Yeah the 10th is included, but so is their 5th. No way are they going to send you the 5th (as well as the 13th) pick in the draft for this package.


----------



## MarioChalmers (Mar 26, 2004)

I actually like the deal for the Lakers, if they don't get Deron, they get Felton at least, who can run the team well enough.


----------



## compsciguy78 (Dec 16, 2002)

I don't see how we would get 2 picks. I could see us getting #5, but wouldn't Charlotte rather have Deron Williams over Caron Butler? It doesn't seem smart to trade those players unless you are the Lakers.


----------



## SoCalfan21 (Jul 19, 2004)

EHL said:


> I like it, but obviously they need to pick the right players at 5 and 13, and that's not something that's easy to do when you're not sure who's going to be taken ahead of you.
> 
> It's put up or shut up for Kupchak.


its funny everytime i read ur posts i cant concentrate because of ur avatar


----------



## NOODLESTYLE (Jan 20, 2005)

now there's speculation that Portland wants to move up so they can select Martell Webster instead of wasting a #3 pick on him. Hmmmmmmm does this increase the chances of the Lakers getting Gerald Green?


----------



## Locke (Jun 16, 2003)

I tell ya, I'll just be glad when this season is over so we can can finally put some of these rumors to rest and see what truly plays out. Of course I also said that right before the trade deadline and we all know what happened then...


----------



## Wade County (Jun 22, 2003)

Caron played very well after the All Star break, i dont think its a stretch for the Bobcats to do this trade

After All Star break:

Caron Butler

Points - 17.1ppg
Rebounds - 6.6rpg
Assists - 2.1apg
Steals - 1.6spg
FG% - 182/401 = 45%
3PFG% - 9/26 = 34%

I think Bickerstaff or New Orleans' GM would love Butler on their team, do you really think Deron Williams will put up those sorts of numbers? SF is an aching hole in both of these teams lineups.

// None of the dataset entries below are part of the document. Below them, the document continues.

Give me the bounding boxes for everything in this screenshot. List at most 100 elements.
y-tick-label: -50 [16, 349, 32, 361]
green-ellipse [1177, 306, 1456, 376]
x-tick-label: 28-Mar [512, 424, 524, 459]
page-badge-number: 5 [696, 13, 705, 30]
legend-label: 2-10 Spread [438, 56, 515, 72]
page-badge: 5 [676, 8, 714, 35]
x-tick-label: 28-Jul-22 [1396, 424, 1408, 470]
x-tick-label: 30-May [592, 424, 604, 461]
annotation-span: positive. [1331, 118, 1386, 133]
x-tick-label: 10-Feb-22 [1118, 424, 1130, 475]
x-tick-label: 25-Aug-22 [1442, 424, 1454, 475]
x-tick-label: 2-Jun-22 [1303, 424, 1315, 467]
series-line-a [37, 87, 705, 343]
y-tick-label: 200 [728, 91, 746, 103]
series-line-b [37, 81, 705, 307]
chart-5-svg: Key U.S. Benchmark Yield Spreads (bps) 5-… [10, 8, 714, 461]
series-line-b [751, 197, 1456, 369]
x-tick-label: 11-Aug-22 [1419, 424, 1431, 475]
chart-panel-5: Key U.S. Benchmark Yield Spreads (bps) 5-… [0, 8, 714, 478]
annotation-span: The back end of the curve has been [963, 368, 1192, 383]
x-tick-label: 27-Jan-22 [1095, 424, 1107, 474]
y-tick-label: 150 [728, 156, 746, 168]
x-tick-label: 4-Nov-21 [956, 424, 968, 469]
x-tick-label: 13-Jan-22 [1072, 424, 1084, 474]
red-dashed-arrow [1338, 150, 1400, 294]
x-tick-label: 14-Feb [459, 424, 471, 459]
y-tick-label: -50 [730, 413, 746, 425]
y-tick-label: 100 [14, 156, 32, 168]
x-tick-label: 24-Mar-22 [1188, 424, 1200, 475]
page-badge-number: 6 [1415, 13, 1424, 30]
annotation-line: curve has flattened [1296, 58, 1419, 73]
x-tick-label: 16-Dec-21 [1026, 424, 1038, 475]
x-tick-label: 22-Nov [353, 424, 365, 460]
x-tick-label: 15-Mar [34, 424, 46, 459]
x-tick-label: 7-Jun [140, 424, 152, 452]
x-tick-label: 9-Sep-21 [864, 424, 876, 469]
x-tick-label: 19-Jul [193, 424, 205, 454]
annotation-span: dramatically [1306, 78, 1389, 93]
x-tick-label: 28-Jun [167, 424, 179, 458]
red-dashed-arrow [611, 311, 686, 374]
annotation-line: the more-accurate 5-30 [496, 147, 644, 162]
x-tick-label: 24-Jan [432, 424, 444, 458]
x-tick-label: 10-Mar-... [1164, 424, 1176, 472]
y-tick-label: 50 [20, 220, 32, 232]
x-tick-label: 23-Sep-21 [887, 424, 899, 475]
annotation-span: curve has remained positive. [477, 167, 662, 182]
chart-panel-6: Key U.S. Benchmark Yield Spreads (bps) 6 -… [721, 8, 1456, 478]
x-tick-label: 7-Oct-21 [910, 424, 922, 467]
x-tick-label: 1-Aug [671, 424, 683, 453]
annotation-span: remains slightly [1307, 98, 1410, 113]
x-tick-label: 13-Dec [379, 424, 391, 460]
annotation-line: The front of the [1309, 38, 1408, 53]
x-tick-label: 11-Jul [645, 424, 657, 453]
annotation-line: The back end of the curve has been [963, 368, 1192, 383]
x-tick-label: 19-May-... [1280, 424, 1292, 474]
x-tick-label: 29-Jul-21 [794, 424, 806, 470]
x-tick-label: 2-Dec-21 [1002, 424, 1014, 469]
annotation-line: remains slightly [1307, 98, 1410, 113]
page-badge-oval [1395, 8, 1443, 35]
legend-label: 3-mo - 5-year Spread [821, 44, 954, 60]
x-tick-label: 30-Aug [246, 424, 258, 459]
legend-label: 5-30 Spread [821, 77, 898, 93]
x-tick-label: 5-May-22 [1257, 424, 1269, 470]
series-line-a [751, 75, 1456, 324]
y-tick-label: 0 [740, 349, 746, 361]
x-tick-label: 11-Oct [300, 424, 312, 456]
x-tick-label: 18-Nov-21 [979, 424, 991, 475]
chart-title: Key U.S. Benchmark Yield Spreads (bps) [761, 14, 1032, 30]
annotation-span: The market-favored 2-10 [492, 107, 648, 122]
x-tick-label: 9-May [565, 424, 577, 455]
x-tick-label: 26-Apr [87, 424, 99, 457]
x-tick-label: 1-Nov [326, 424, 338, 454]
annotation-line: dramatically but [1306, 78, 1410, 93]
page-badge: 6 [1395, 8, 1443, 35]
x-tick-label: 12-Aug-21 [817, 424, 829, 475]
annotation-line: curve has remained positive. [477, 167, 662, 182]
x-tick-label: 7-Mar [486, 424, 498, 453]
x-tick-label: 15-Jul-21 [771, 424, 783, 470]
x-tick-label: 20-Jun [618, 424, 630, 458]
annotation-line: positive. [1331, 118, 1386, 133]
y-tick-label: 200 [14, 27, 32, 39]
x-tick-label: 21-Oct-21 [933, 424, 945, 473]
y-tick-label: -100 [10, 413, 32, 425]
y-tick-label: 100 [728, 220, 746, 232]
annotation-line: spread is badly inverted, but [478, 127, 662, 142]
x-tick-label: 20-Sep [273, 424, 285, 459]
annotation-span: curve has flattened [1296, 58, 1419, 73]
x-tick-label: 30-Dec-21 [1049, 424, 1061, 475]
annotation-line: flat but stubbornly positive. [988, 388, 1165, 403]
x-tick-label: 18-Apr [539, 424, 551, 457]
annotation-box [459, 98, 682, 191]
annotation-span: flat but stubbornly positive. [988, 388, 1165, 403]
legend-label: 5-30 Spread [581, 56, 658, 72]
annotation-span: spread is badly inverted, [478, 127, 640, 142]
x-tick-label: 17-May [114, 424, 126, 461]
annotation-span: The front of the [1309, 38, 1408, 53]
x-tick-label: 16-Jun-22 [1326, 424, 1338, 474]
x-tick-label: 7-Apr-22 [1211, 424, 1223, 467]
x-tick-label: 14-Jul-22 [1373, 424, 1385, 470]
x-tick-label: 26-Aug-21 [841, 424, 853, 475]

Lets not forget Caron Butler was once touted as a top 5 pick, he was supposed to be one in the 2001 draft but slipped because of a false rumour about his knee.

If the Hornets got the Lakers 10th pick and Butler, their team could look like this:

PG - Jarret Jack/Dan Dickau
SG - JR Smith/Casey Jacobsen
SF - Caron Butler/George Lynch
PF - FA Big Man (Hornets have lotsa room)/PJ Brown
C - Magloire

Lakers would then look like this

PG - Chris Paul
SG - Kobe Bryant
SF - Lamar Odom
PF - Chris Taft/Brian Grant
C - Chris Mihm/Vlade Divac


I think it could be an upgrade for both teams, people over value draft picks sometimes


----------